The German philosopher knew that human thinking unfolds in an endless chain of causation and that, by going back and asking “But what caused this?”, we inexorably hit the wall of walls, the First Cause—the cause that caused everything else without itself being caused.
Aristotle, who constructed a machine-like cosmos with nested gyrating spheres like a set of Russian dolls, conjectured the existence of a sort of deity, the Unmoved Mover, an entity capable of imparting motion while it itself did not move. So, even the pragmatic Aristotle had to resort to a supernatural cause to deal with the First Cause challenge. The outer sphere would later be known as the Primum Mobile, the sphere that impinged motion from the outside in. Outside, in Medieval cosmology, was the realm of God and the elect.

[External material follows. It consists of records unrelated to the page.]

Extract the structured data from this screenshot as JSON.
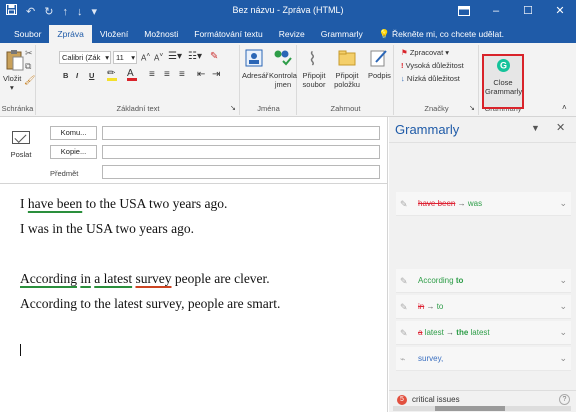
{
  "window": {
    "title": "Bez názvu - Zpráva (HTML)",
    "quick_access": [
      "save-icon",
      "undo-icon",
      "redo-icon",
      "up-arrow-icon",
      "down-arrow-icon",
      "customize-icon"
    ],
    "controls": [
      "ribbon-display-icon",
      "minimize-icon",
      "maximize-icon",
      "close-icon"
    ]
  },
  "tabs": [
    {
      "label": "Soubor"
    },
    {
      "label": "Zpráva",
      "active": true
    },
    {
      "label": "Vložení"
    },
    {
      "label": "Možnosti"
    },
    {
      "label": "Formátování textu"
    },
    {
      "label": "Revize"
    },
    {
      "label": "Grammarly"
    }
  ],
  "tell_me": "Řekněte mi, co chcete udělat.",
  "ribbon": {
    "clipboard": {
      "paste": "Vložit",
      "group": "Schránka"
    },
    "basic_text": {
      "font_name": "Calibri (Zák",
      "font_size": "11",
      "bold": "B",
      "italic": "I",
      "underline": "U",
      "group": "Základní text"
    },
    "names": {
      "address_book": "Adresář",
      "check_names": "Kontrola jmen",
      "group": "Jména"
    },
    "include": {
      "attach_file": "Připojit soubor",
      "attach_item": "Připojit položku",
      "signature": "Podpis",
      "group": "Zahrnout"
    },
    "tags": {
      "follow_up": "Zpracovat",
      "high": "Vysoká důležitost",
      "low": "Nízká důležitost",
      "group": "Značky"
    },
    "grammarly": {
      "close": "Close Grammarly",
      "group": "Grammarly"
    }
  },
  "compose": {
    "send": "Poslat",
    "to": "Komu...",
    "cc": "Kopie...",
    "subject": "Předmět",
    "body": {
      "line1_a": "I ",
      "line1_u": "have been",
      "line1_b": " to the USA two years ago.",
      "line2": "I was in the USA two years ago.",
      "line3_u1": "According",
      "line3_s1": " ",
      "line3_u2": "in",
      "line3_s2": " ",
      "line3_u3": "a latest",
      "line3_s3": " ",
      "line3_u4": "survey",
      "line3_tail": " people are clever.",
      "line4": "According to the latest survey, people are smart."
    }
  },
  "grammarly_panel": {
    "title": "Grammarly",
    "cards": [
      {
        "old": "have been",
        "arrow": "→",
        "new": "was"
      },
      {
        "text": "According",
        "add": "to"
      },
      {
        "old": "in",
        "arrow": "→",
        "new": "to"
      },
      {
        "old": "a",
        "rest": "latest",
        "arrow": "→",
        "new_a": "the",
        "new_b": "latest"
      },
      {
        "text": "survey,"
      }
    ],
    "critical_count": "5",
    "critical_label": "critical issues",
    "help": "?"
  },
  "colors": {
    "brand": "#1f5ba8",
    "ribbon_bg": "#f3f3f3",
    "grammarly_green": "#2e9d48",
    "error_red": "#d23",
    "highlight_border": "#d9232a"
  }
}
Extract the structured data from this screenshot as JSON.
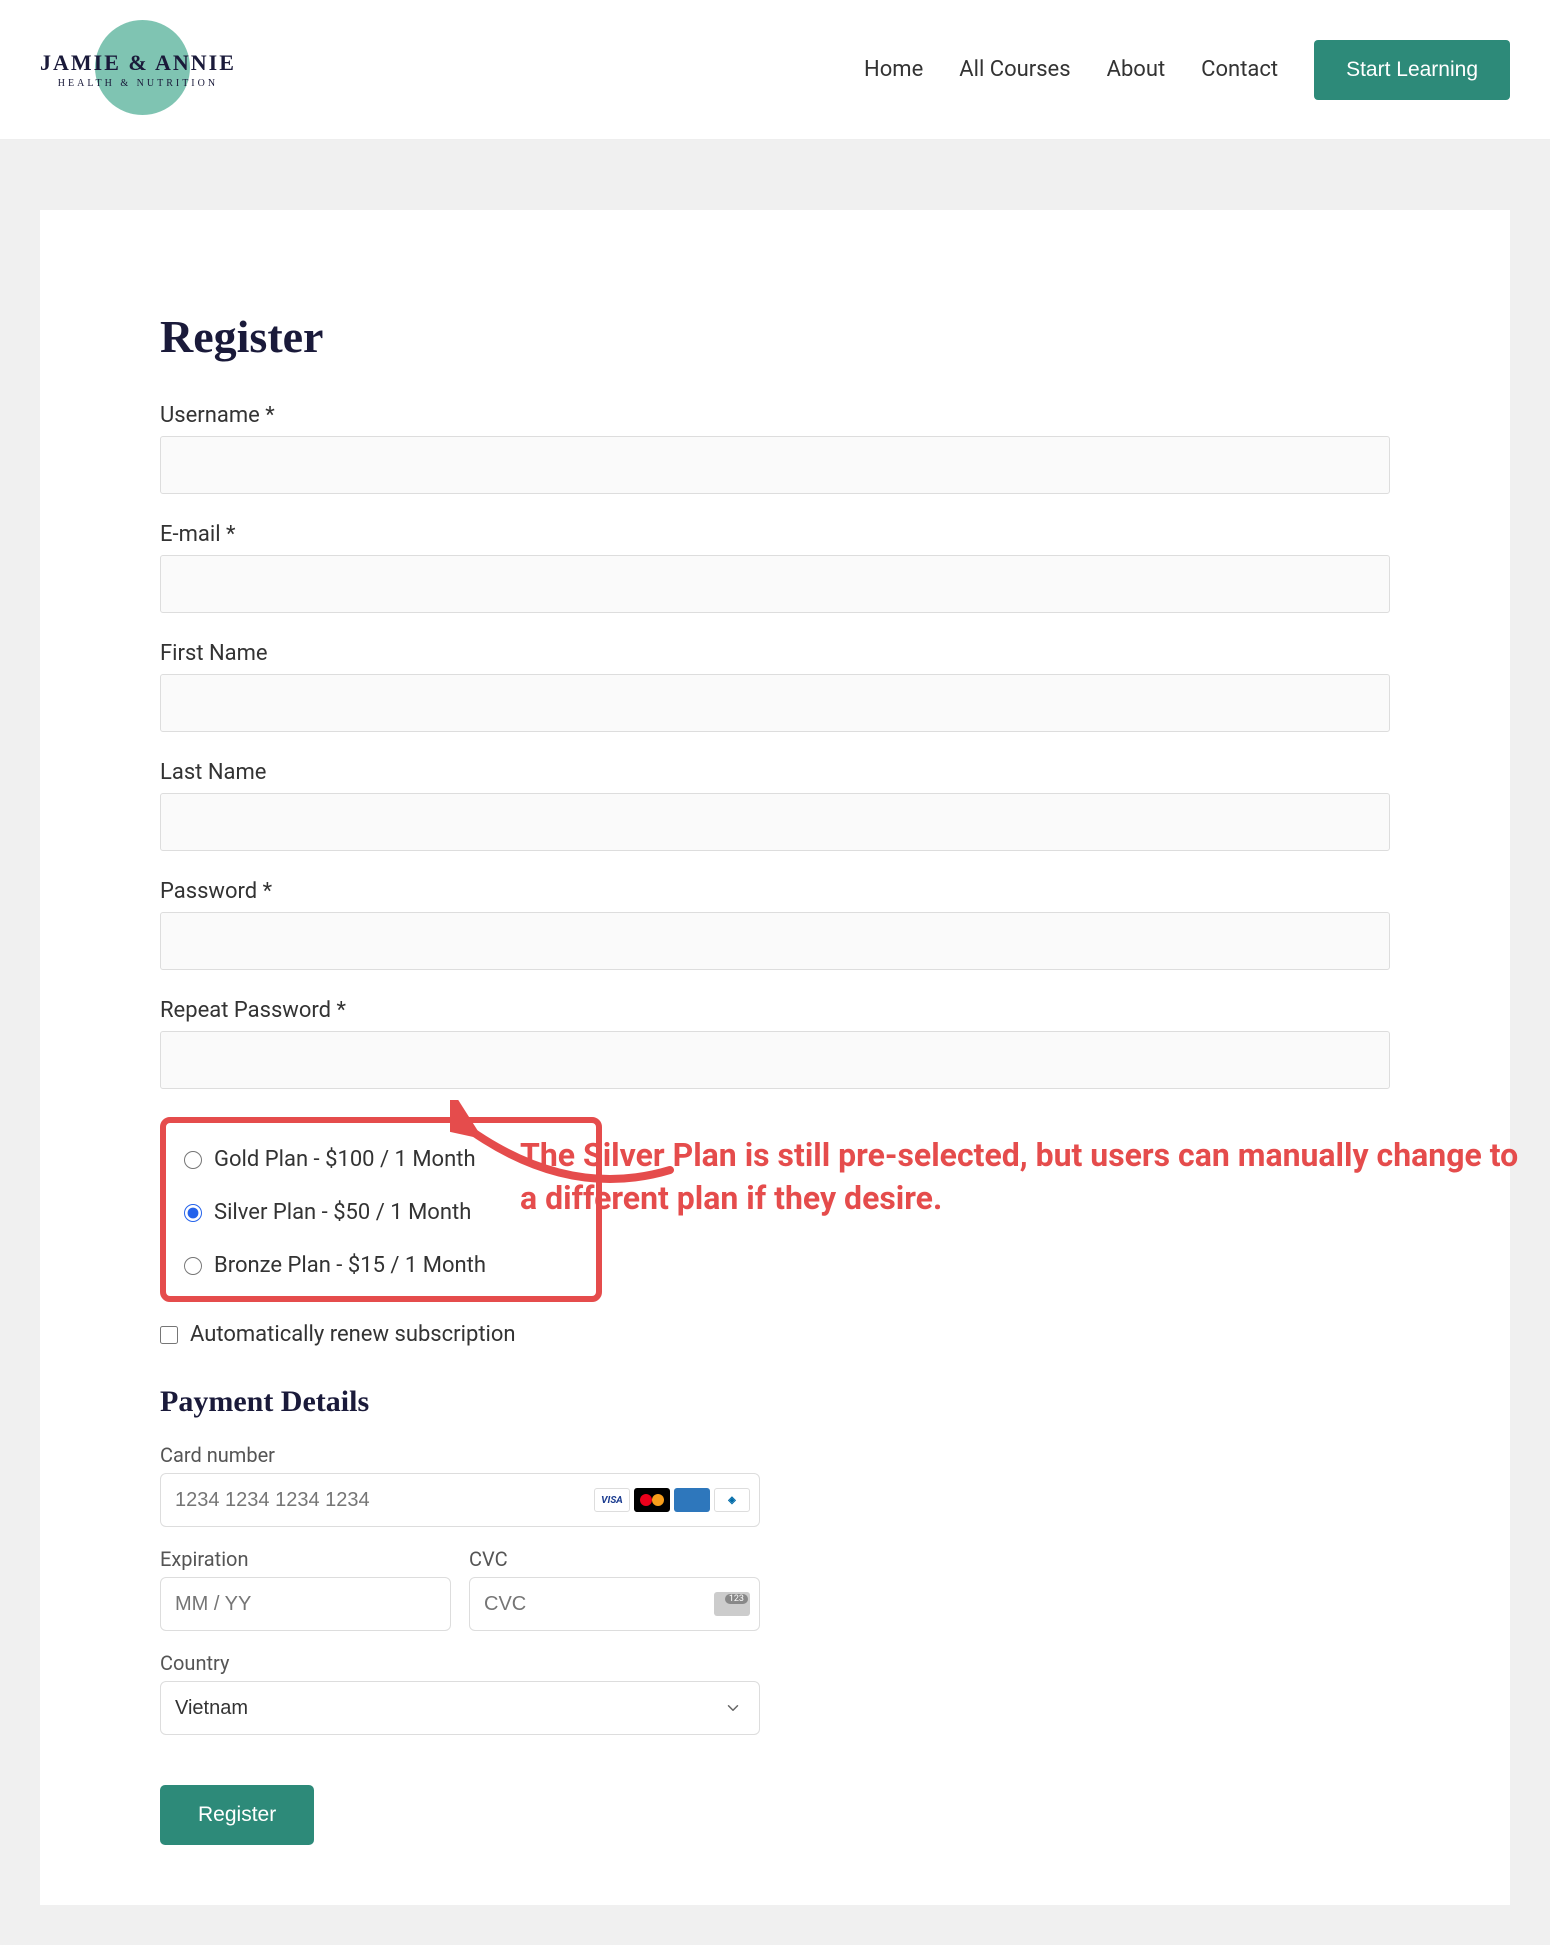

But the age-old question continues to trip us all: What is the cause that caused everything else?
This is a question where science and religion are profoundly enmeshed, if not in practice at least historically. After all, most religious traditions, past and present, have a narrative that tells of the origins of all things, a myth of creation. These narratives are sacred, as they describe the origin of all things through the action of a deity or deities, or through some process that defies the workings of nature. To bypass Leibniz’ question, creation myths make use of an Absolute Being, a cause that lies outside the normal workings of the world, outside space and time, outside the chain of causation that defines our material existence.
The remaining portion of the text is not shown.